Although the data set is minuscule (about 350 billion tokens, or units of data) compared to those collected by OpenAI and others who have scraped the internet en masse, Bommarito maintains that the KL3M model performed much better than expected, somewhat which he attributes to the care with which the sources of information had been previously verified. “Having clean, high-quality data means not having to make the model so large,” he highlights. Selecting a data set helps a finished AI model specialize in the task for which it was designed. 273 Ventures is now offering reservations on a waiting list to clients who want to purchase access to this information.
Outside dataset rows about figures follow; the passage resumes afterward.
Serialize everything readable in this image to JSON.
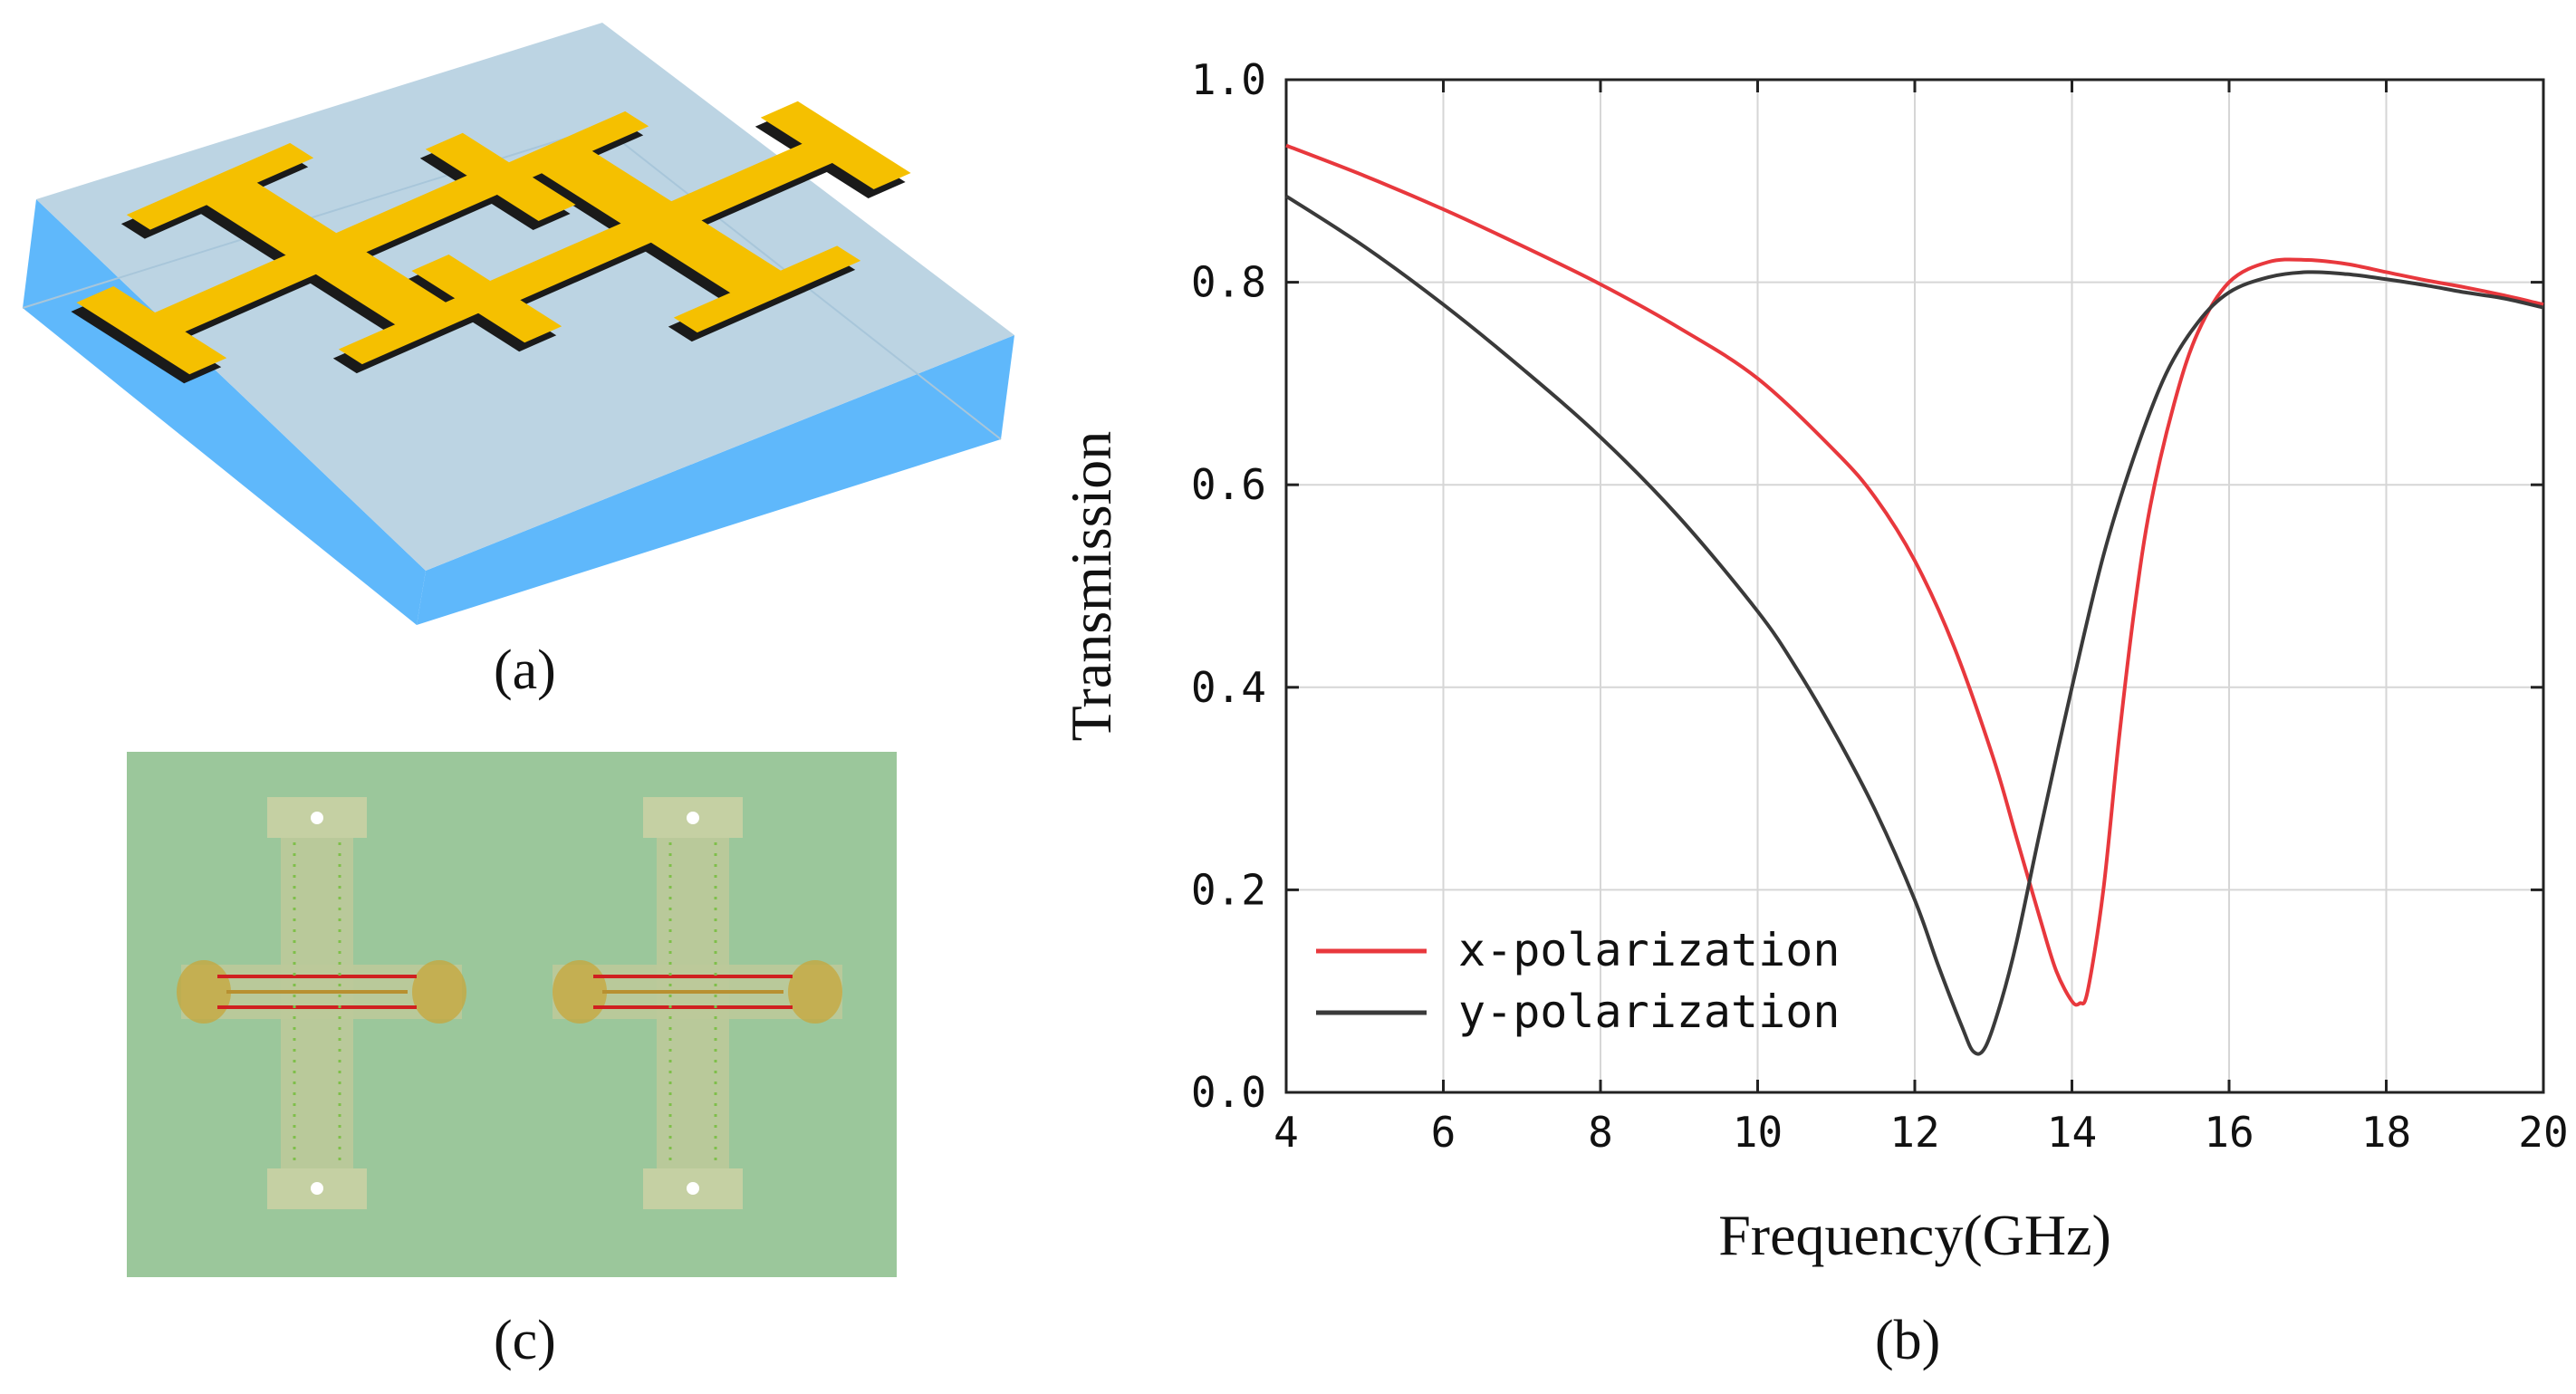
{
  "captions": {
    "a": "(a)",
    "b": "(b)",
    "c": "(c)"
  },
  "colors": {
    "x_pol": "#e8383d",
    "y_pol": "#3a3a3a",
    "substrate_top": "#bcd4e3",
    "substrate_side": "#5fb8fb",
    "metal": "#f5c000",
    "field_bg": "#9bc79b"
  },
  "chart_data": {
    "type": "line",
    "title": "",
    "xlabel": "Frequency(GHz)",
    "ylabel": "Transmission",
    "xlim": [
      4,
      20
    ],
    "ylim": [
      0,
      1
    ],
    "x_ticks": [
      "4",
      "6",
      "8",
      "10",
      "12",
      "14",
      "16",
      "18",
      "20"
    ],
    "y_ticks": [
      "0.0",
      "0.2",
      "0.4",
      "0.6",
      "0.8",
      "1.0"
    ],
    "grid": true,
    "legend_position": "bottom-left",
    "series": [
      {
        "name": "x-polarization",
        "color": "#e8383d",
        "x": [
          4,
          5,
          6,
          7,
          8,
          9,
          10,
          11,
          11.5,
          12,
          12.5,
          13,
          13.3,
          13.6,
          13.8,
          14.0,
          14.1,
          14.2,
          14.4,
          14.6,
          14.8,
          15.0,
          15.3,
          15.6,
          16.0,
          16.5,
          17.0,
          17.5,
          18.0,
          18.5,
          19.0,
          19.5,
          20.0
        ],
        "values": [
          0.935,
          0.905,
          0.872,
          0.836,
          0.798,
          0.755,
          0.705,
          0.632,
          0.587,
          0.525,
          0.44,
          0.33,
          0.25,
          0.17,
          0.12,
          0.09,
          0.088,
          0.1,
          0.2,
          0.35,
          0.48,
          0.58,
          0.68,
          0.75,
          0.8,
          0.82,
          0.822,
          0.818,
          0.81,
          0.802,
          0.795,
          0.787,
          0.778
        ]
      },
      {
        "name": "y-polarization",
        "color": "#3a3a3a",
        "x": [
          4,
          5,
          6,
          7,
          8,
          9,
          10,
          10.5,
          11,
          11.5,
          12,
          12.3,
          12.6,
          12.75,
          12.9,
          13.1,
          13.3,
          13.6,
          14.0,
          14.4,
          14.8,
          15.2,
          15.6,
          16.0,
          16.5,
          17.0,
          17.5,
          18.0,
          18.5,
          19.0,
          19.5,
          20.0
        ],
        "values": [
          0.885,
          0.835,
          0.778,
          0.715,
          0.647,
          0.568,
          0.475,
          0.418,
          0.352,
          0.278,
          0.19,
          0.125,
          0.065,
          0.04,
          0.045,
          0.09,
          0.15,
          0.26,
          0.4,
          0.53,
          0.63,
          0.71,
          0.76,
          0.79,
          0.805,
          0.81,
          0.808,
          0.803,
          0.797,
          0.79,
          0.784,
          0.775
        ]
      }
    ]
  }
}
Great language models for AI created legally
Companies looking to emulate KL3M will have more help in the future in the form of freely available, breach-free data sets. On Wednesday, researchers published what they consider the largest AI data set for language models composed exclusively of public domain content. Common Corpus, as it is called, is a collection of written materials roughly the same size as those used to train OpenAI’s GPT-3 text generation model and was offered on the open-source AI platform Hugging Face.
The data set was constructed from sources such as public domain newspapers digitized by the US Library of Congress and the French National Library. Pierre-Carl Langlais, coordinator of the Common Corpus project, calls it a “set large enough to train a state-of-the-art LLM.” In big AI jargon, it contains 500 billion tokens; OpenAI’s most capable model is believed to have been trained on several billion.
Common Corpus is a collaboration coordinated by the French startup Pleias, in partnership with other artificial intelligence groups, such as Allen AI, Nomic AI, and EleutherAI. It is supported by the French Ministry of Culture and boasts the largest open data set in French to date. However, it aims to be multicultural and multi-use, a way to offer researchers and startups from a wide variety of fields access to a verified training suite, free of concerns about potential infringement.
The new data set also has its limitations. Much public domain content is obsolete; In the United States, for example, copyright protection typically lasts more than seventy years from the death of the creator, so you won’t be able to train an AI model on current affairs or, say, how Write a blog post using today’s jargon. Although, on the other hand, it would write an excellent pastiche of Proust.
“As far as I know, this is currently the largest public domain dataset to date for training LLM,” says Stella Biderman, CEO of EleutherAI, a collective open-source project that publishes AI models. “It is an invaluable resource.”
Projects like this are also extremely rare. No LLM other than 273 Ventures has been submitted to Fairly Trained for certification. But some who want artificial intelligence to be fairer for artists whose works have been swallowed up in systems like GPT-4 hope that Common Corpus and KL3M will show that there is a sector of the AI world skeptical of the arguments that justify the data scraping without permission.
“It’s a sales pitch,” says Mary Rasenberger, CEO of the Authors Guild of America, which represents book writers. “We are starting to see a lot more licenses and permit applications. It is a growing trend.” The Authors Guild, along with SAG-AFTRA and other professional groups, was recently named an official Fairly Trained contributor.
Although it has no more LLMs on its roster, Fairly Trained recently certified its first company offering AI voice models, Spanish voice-changing startup VoiceMod, as well as its first “AI band,” a heavy metal project. metal called Frostbite Orckings.